UGE Speaks On Solar + Storage at Intersolar Summit USA East
New York-based companies, like UGE, did not have to travel far to attend last week’s Intersolar USA East Summit. The annual, regional solar conference was once again held in Brooklyn this year, as a nod to New York state’s efforts to implement a sweeping change to the utility system through the Reforming the Energy Vision policy. Brooklyn-based State Senator Kevin Parker opened the event, jokingly dubbing it “Intersolar Brooklyn,” while sharing his excitement for New York to lead the region in its commitment to job-creating solar development.
While New York’s progressive policies seemed to take the spotlight, the morning’s sessions also included a summary of other regional initiatives:
- Despite a ramp down of the renewable portfolio standards (RPS), New Jersey’s State Senate recently passed the RETA Bill, which if approved by the governor, mandates a transition to 80% renewable energy by 2050.
- In Connecticut, the Zero Renewable Energy Credit program still has another two years left, with the Year Four program still somewhat undersubscribed.
- For Massachusetts, the discussion centered on Net Metering 2.0 and where the policy should head after the initial cap was reached last year.
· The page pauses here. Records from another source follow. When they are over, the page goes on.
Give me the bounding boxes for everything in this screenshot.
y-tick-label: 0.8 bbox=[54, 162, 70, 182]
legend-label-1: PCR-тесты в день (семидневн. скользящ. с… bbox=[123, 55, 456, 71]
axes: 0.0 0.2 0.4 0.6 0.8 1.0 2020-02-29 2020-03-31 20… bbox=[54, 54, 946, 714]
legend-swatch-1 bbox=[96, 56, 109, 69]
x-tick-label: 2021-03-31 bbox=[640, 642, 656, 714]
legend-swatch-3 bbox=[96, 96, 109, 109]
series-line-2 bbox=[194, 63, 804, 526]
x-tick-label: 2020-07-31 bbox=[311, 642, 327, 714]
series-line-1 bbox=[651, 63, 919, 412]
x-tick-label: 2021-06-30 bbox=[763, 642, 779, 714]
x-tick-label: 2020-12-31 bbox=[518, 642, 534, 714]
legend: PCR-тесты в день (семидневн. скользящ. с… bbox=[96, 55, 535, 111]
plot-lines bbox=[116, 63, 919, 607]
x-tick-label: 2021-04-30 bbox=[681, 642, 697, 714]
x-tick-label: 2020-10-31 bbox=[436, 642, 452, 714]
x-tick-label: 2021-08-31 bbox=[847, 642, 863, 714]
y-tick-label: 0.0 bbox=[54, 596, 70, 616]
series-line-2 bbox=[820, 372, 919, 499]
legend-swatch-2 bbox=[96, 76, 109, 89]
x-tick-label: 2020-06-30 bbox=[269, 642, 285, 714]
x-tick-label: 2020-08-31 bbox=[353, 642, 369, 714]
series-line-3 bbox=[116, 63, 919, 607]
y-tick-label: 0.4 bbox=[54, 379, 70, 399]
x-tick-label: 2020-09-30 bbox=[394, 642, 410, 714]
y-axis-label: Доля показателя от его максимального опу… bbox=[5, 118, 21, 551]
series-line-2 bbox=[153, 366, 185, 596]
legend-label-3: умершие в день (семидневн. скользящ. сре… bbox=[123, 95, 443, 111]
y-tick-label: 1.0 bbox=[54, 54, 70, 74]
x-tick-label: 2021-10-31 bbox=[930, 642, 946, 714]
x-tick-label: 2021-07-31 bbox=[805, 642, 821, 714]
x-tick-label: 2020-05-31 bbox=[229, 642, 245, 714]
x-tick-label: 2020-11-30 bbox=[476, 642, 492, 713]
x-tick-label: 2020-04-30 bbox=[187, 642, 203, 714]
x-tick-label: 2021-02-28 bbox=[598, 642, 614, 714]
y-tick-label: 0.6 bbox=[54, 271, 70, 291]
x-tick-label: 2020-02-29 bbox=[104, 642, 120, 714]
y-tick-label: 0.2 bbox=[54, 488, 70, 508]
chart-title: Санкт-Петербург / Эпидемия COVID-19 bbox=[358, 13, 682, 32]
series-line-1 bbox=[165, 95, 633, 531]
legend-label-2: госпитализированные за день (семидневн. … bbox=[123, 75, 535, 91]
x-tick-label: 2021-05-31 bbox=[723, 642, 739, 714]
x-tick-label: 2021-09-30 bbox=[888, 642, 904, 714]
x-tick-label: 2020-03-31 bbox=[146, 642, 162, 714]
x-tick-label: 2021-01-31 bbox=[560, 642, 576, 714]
Solar + Storage is Sweet Lemonade.
For the afternoon, the conversation shifted towards what will be future of the industry: implementing solar plus storage, and how to finance these systems. While offering his insights into recent developments, Ravi Manghani of GTM Research quipped that if using solar is making lemonade out of lemons, then storage is “adding sugar to make that lemonade even sweeter.” While globally the market is growing, the U.S. in particular is poised for impressive growth, as the recent ITC extension will generate an estimated 33% increase in storage paired with renewables for an additional 0.5 GW of capacity by 2020.
Our own Tim Woodcock talked to the audience about the challenges of and opportunities for boosting storage development. In his presentation, Tim discussed how:
- The relationship of utilities and developers is changing. Storage now offers a unique opportunity to blend front-of-the-meter and behind-the- meter applications to create value for players throughout the system.
- -Stacking creates economic value. Optimizing the battery for use in multiple applications is the best way to allow both the grid and the customerto benefit, while guaranteeing greater returns on the customer’s investment.
- We need an “ESAPC” or similar storage working group. To speed the deployment of storage, in the same way NREL’s SAPC working group helped scaled solar, the industry needs to convene a “storage working group.” By navigating the current certifications and creating a standard contract, we can help financiers become more comfortable with investing in the rapidly evolving technologies.
Though storage is already undergoing a rapid upturn in the United States, growing 3.5x on both sides of the meter during 2015 (GTM Research), there’s still a long way to go. Intersolar served to remind attendees that the speed and ease of installations will ultimately drive down project costs, since energy that is easily dispatchable will always have value.
In his remarks, Minh Le of the U.S. Department of Energy recalled that in 1882, Thomas Edison designed the monodirectional grid with the first central utility based in Manhattan. Today, in New York as elsewhere, energy storage is essential to drive the revolution towards a smart, multi-directional energy system.